Managing Hive and Impala Lineage Properties

Minimum Required Role: Configurator (also provided by Cluster Administrator, Full Administrator)

For Hive and Impala, query information is not extracted by the Navigator Metadata Server. Instead, query information is written by the services to log files. The directory containing the log files is monitored by the Cloudera Manager Agent. Periodically the log files are collected by the Cloudera Manager Agent and forwarded to the Navigator Metadata Server.

Enabling and Disabling Hive and Impala Lineage

The Enable Lineage Collection property determines whether lineage logs should be collected by the Cloudera Manager Agent. Both Hive and Impala lineage collection is enabled by default. To control whether the Impala Daemon role logs to the lineage log and whether the Cloudera Manager Agent collects the Hive and Impala lineage entries:
  1. Go to the Hive or Impala service.
  2. Click the Configuration tab.
  3. Type lineage in the Search box.
  4. Select or deselect the Enable Lineage Collection checkbox.
  5. (Impala only) Select or deselect the Enable Impala Lineage Generation checkbox.
  6. Click Save Changes to commit the changes.
  7. Restart the service.
If you deselect either Impala checkbox, Impala lineage is disabled.

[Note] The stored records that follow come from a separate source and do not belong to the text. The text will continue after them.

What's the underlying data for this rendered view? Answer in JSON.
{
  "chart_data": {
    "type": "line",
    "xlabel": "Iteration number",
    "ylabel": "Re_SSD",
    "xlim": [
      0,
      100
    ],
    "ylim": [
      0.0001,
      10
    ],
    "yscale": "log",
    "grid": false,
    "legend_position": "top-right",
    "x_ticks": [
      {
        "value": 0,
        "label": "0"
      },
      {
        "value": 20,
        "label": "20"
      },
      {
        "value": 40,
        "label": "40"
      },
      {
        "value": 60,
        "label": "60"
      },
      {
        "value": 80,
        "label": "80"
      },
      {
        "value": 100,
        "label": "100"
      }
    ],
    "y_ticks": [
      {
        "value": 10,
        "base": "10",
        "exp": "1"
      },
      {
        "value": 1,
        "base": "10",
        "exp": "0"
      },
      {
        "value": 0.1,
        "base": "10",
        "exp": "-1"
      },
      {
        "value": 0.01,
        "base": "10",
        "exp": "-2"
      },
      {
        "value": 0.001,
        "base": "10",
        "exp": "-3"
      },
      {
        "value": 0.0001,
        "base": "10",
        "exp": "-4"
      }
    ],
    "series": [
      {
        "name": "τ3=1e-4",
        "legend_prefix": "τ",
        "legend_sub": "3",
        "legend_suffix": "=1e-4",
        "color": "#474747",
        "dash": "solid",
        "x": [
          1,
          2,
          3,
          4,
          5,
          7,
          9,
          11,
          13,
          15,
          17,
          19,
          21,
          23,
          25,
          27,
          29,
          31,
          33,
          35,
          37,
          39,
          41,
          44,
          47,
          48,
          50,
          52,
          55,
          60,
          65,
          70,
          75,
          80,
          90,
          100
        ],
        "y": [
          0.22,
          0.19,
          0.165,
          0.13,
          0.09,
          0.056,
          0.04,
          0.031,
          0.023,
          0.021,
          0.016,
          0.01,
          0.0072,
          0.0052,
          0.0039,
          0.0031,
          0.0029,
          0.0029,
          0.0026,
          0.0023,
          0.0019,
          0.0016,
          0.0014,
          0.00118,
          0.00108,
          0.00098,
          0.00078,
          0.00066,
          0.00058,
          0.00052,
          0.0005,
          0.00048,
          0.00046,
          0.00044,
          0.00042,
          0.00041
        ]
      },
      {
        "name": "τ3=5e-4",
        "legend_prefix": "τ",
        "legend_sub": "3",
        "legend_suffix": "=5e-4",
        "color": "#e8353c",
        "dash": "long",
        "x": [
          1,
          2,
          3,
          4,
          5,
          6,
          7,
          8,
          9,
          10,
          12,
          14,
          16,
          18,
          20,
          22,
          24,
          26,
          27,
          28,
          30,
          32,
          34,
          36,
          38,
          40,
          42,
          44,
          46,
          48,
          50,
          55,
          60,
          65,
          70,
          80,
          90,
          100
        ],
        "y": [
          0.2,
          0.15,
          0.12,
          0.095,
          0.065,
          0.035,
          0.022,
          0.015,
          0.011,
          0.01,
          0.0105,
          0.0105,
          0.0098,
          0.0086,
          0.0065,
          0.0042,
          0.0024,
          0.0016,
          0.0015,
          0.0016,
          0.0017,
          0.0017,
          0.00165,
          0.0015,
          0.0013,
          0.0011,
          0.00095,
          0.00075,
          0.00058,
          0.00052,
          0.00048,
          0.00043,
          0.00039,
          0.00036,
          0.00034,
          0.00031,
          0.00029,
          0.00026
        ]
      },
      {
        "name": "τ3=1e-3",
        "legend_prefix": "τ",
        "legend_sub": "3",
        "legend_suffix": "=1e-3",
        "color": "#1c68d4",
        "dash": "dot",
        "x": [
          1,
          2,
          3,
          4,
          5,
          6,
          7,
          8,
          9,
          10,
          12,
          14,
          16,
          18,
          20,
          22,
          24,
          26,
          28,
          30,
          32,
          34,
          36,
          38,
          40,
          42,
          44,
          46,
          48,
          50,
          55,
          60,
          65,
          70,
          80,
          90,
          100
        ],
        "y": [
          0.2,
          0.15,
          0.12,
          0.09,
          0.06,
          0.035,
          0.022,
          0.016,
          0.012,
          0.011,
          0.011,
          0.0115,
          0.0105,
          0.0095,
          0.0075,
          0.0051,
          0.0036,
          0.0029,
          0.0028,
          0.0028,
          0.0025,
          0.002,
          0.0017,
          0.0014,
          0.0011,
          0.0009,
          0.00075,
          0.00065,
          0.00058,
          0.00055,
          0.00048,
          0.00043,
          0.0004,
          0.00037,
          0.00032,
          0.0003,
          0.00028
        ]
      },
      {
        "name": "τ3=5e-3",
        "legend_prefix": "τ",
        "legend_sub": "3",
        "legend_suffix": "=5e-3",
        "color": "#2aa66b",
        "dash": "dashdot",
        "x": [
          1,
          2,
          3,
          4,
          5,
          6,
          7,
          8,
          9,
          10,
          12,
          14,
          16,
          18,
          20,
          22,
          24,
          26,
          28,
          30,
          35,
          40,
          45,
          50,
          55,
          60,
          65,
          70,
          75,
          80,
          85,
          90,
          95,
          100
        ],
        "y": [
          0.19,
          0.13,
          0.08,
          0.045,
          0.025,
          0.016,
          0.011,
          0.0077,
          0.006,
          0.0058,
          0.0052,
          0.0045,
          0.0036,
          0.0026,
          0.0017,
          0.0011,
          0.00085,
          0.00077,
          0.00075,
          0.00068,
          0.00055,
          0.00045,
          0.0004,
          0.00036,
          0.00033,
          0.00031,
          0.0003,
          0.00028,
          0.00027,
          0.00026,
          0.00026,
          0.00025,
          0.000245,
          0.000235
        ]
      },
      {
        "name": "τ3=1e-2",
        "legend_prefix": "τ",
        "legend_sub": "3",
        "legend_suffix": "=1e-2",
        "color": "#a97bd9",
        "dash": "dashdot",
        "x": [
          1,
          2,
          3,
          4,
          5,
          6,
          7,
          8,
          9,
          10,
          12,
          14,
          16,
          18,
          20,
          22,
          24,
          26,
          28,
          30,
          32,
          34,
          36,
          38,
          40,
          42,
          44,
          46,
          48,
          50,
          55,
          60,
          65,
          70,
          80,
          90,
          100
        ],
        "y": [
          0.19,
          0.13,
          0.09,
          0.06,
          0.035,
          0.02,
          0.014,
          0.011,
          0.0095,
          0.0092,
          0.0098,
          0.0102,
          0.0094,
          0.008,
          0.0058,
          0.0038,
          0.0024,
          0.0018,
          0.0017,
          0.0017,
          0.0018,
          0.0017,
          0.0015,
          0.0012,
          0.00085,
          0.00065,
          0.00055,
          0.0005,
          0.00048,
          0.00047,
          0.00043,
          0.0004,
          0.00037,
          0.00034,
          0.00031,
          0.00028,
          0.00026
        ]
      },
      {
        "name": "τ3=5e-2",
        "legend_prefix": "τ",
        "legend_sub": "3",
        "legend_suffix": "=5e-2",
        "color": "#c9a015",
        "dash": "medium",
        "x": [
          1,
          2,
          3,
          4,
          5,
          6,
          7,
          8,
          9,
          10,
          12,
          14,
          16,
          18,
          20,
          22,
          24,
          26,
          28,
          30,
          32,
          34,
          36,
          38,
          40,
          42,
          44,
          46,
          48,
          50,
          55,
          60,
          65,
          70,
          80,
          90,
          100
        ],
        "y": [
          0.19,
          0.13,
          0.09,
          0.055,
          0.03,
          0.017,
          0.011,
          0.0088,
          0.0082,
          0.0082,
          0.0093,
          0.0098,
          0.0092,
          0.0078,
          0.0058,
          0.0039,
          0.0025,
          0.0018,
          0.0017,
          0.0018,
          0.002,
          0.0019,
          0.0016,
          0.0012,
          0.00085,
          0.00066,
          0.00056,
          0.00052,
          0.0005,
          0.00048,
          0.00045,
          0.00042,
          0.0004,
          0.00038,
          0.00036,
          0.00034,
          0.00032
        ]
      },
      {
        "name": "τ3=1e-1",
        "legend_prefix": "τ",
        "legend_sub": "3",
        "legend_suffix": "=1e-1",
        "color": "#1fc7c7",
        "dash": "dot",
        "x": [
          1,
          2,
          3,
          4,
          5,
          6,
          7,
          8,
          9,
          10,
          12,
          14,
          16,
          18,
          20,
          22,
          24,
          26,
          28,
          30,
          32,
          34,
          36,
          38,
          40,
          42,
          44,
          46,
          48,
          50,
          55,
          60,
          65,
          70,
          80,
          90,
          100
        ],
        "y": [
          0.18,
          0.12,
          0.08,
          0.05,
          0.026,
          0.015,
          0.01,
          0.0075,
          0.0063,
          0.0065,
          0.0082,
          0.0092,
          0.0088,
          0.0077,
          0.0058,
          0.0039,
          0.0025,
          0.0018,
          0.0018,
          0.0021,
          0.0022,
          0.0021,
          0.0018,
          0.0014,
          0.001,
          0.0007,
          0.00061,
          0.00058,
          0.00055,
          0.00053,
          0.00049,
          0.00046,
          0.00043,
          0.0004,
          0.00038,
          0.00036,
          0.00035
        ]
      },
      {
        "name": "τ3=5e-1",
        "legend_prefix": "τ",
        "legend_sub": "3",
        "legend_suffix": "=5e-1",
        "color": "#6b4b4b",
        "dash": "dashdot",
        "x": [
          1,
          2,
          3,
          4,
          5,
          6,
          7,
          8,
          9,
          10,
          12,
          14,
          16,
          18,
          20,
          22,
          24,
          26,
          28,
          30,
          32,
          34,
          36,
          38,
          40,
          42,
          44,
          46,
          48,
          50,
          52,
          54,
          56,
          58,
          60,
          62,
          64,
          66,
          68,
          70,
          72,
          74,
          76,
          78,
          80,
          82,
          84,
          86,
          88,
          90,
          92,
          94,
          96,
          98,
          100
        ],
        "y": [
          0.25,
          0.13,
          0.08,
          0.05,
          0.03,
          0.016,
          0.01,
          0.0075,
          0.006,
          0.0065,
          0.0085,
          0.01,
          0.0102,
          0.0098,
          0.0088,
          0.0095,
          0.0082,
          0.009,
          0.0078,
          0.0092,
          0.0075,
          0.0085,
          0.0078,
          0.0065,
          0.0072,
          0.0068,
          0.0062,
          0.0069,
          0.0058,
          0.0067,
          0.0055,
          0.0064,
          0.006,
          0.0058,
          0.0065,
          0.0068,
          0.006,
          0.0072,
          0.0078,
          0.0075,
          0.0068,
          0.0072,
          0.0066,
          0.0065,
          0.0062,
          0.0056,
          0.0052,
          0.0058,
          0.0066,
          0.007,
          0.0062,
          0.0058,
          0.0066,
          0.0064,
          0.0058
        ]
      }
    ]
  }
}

Configuring Hive on Spark and Impala Daemon Lineage Logs

The following properties apply to the Hive and Impala lineage log files:
  • Hive Lineage Log Directory - The directory in which Hive lineage log files are written.
  • Hive Maximum Lineage Log File Size - The maximum size in MB of the Hive lineage log file before a new file is created.
  • Enable Impala Lineage Generation - Indicates whether Impala lineage logs should be generated.
  • Impala Daemon Lineage Log Directory - The directory in which Impala lineage log files are written.
  • Impala Daemon Maximum Lineage Log File Size - The maximum size in number of queries of the lineage log file before a new file is created.
If the value of a log directory property is changed, and service is restarted, the Cloudera Manager Agent starts monitoring the new log directory. In this case it is possible that not all events are published from the old directory. To avoid losing lineage information when this property is changed, perform the following steps:
  1. Stop the affected service.
  2. Copy the lineage log files and (for Impala only) the impalad_lineage_wal file from the old log directory to the new log directory. This needs to be done on the HiveServer2 host and all the hosts where Impala Daemon roles are running.
  3. Start the service.

To edit lineage log properties:

  1. Go to the service.
  2. Click the Configuration tab.
  3. Type lineage in the Search box.
  4. Edit the lineage log properties.
  5. Click Save Changes to commit the changes.
  6. Restart the service.